L'impôt sur le revenu : pourquoi ? pour qui ? (1913)

Jaurès n’a cessé de se battre pour l’instauration de l’impôt sur le revenu. Dès 1894, à la Chambre, il en synthétise l’un des principes : « L’impôt progressif vient corriger la progression automatique et terrible de la puissance croissante des grands capitaux. »

La loi instaurant l’impôt sur le revenu ne sera votée que vingt ans plus tard.
Et à quel prix ! : les socialistes ne l’ont obtenu qu’en s’appuyant sur la nécessité nouvelle de financer l’augmentation de la durée du service militaire votée en 1913… malgré leur opposition (cf. cette page). Ce n’est pas la justice sociale, mais la menace de guerre, qui convainquit une partie des opposants à la loi.

Une partie seulement : la plupart des journaux de l’époque menaient campagne contre l’impôt et ses partisans, accusés de vouloir « ramener l’humanité à l’état de sauvagerie » en s’en prenant au luxe, aux  riches, etc.

En octobre 1913, lors d’un congrès à Limoges, Jaurès revient sur ce décalage entre l’impôt tel qu’il sera voté par les radicaux et l’impôt tel qu’il doit devenir pour les socialistes   :   

Oui, nous voterons tous énergiquement, passionnément pour instituer l’impôt général et progressif sur le revenu, sur le capitalisme et sur la plus-value avec déclaration contrôlée.
Nous le voterons parce que, quelle que soit la répercussion possible, et il en est toujours, les impôts ainsi établis sur le grand revenu et le grand capital sont moins fatalement répartis et pèsent moins brutalement sur la masse que les impôts directs qui atteignent directement le consommateur ou le paysan sur sa terre et sur son sillon.

Nous le voterons donc et nous le voterons aussi parce qu’il serait scandaleux, je dirais parce qu’il serait humiliant et flétrissant pour la France qu’à l’heure des crises nationales, quand on allègue le péril de la patrie, la bourgeoisie française refuse les sacrifices qu’a consentis la bourgeoisie d’Angleterre et la bourgeoisie d’Allemagne.

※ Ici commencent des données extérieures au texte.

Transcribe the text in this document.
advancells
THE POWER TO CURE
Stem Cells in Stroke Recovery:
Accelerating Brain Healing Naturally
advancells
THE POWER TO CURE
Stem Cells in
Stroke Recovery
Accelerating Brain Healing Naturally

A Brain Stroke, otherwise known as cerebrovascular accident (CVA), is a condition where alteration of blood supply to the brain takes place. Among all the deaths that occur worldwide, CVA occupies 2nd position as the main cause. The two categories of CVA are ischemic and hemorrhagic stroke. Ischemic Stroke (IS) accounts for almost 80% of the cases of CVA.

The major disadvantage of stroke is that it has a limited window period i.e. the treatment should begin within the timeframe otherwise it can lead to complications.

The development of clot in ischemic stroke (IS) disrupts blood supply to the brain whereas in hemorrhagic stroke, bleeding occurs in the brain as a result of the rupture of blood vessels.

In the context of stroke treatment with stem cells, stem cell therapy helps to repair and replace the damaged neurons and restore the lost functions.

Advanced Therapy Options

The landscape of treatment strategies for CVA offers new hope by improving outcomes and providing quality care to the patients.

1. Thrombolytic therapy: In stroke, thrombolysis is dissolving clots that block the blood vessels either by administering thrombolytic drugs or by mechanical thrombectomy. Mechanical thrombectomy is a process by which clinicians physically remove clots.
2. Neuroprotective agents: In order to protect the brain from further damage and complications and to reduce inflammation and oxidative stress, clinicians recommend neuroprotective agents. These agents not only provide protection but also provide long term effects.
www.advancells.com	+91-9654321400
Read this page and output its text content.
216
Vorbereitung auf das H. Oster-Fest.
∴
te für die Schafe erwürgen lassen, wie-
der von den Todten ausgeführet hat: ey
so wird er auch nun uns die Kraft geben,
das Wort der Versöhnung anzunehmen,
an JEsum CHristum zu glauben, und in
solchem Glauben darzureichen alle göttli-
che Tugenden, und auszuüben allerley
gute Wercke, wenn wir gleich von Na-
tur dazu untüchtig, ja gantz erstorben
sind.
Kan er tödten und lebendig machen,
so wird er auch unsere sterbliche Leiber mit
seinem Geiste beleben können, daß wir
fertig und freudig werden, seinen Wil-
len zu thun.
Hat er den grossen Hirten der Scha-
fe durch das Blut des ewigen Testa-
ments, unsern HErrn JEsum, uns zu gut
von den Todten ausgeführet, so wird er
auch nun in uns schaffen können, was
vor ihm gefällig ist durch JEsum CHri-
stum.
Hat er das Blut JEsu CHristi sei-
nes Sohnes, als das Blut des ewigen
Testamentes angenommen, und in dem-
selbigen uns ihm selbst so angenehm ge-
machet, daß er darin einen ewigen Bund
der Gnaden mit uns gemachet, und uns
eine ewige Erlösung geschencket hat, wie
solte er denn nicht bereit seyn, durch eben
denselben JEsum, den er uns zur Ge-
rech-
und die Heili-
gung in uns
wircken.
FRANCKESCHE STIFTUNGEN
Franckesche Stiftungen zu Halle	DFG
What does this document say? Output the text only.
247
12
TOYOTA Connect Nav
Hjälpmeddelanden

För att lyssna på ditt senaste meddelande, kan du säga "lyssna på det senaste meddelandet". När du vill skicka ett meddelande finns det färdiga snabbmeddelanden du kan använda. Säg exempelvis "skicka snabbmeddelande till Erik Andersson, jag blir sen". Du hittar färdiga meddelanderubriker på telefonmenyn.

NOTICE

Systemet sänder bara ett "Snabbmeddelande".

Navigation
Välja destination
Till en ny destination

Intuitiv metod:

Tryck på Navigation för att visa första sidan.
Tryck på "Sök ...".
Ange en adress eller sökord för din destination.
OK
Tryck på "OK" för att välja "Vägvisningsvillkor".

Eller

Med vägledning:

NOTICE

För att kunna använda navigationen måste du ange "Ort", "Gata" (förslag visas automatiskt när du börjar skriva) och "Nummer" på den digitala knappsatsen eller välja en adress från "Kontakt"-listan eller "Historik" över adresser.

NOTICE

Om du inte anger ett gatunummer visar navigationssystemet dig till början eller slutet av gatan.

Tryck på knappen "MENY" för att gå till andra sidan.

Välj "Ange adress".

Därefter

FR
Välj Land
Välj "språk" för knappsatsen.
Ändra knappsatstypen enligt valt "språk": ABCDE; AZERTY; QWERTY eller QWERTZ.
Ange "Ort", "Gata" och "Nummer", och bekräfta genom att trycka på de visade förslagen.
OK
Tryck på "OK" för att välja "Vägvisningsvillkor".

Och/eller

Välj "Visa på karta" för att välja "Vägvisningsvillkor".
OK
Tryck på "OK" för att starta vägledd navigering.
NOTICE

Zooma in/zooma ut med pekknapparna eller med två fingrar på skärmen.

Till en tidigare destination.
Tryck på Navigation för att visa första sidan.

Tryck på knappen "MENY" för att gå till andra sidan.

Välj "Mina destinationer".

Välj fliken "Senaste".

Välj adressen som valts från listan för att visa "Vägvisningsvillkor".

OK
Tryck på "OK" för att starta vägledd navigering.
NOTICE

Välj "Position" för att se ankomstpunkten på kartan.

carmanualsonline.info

Oui, Messieurs les bourgeois de France, qui avez voté la loi de trois ans qu’on avait réclamée, nous vous faisons l’honneur de penser que votre patriotisme est à la mesure du patriotisme des bourgeois anglais et des bourgeois allemands.

Eh ! bien, nous voterons, l’impôt sur le revenu, mais il faut qu’il soit bien entendu que ce n’est pas ainsi que nous l’avions conçu, que ce n’est pas à cette fin que nous l’avions destiné.

Nous voulions qu’avant tout, l’impôt progressif et global servît à dégrever les petits paysans, les petits patentés, de la charge trop lourde qui pèse sur leurs épaules et nous voulions que ces ressources largement réalisées servent aussi à doter vraiment et substantiellement les grandes œuvres de solidarité sociale, faisant de la simili-assurance contre la vieillesse une réelle assurance sociale contre l’invalidité, contre la maladie, contre le chômage, développant les entreprises de logements sains et à bon marché pour arracher les travailleurs à la misère des taudis.

Voilà à quoi nous destinions le produit de ces grands impôts sur la fortune, sur le revenu et sur le capital. Par là, nous ne servions pas seulement la masse des salariés, des travailleurs, mais aussi la production nationale elle-même, car à mesure que la masse gagnera en bien-être, la force de consommation s’accroîtra et, par suite, le débouché intérieur le plus vaste, le plus profond et le plus sûr sera ouvert à la production elle-même.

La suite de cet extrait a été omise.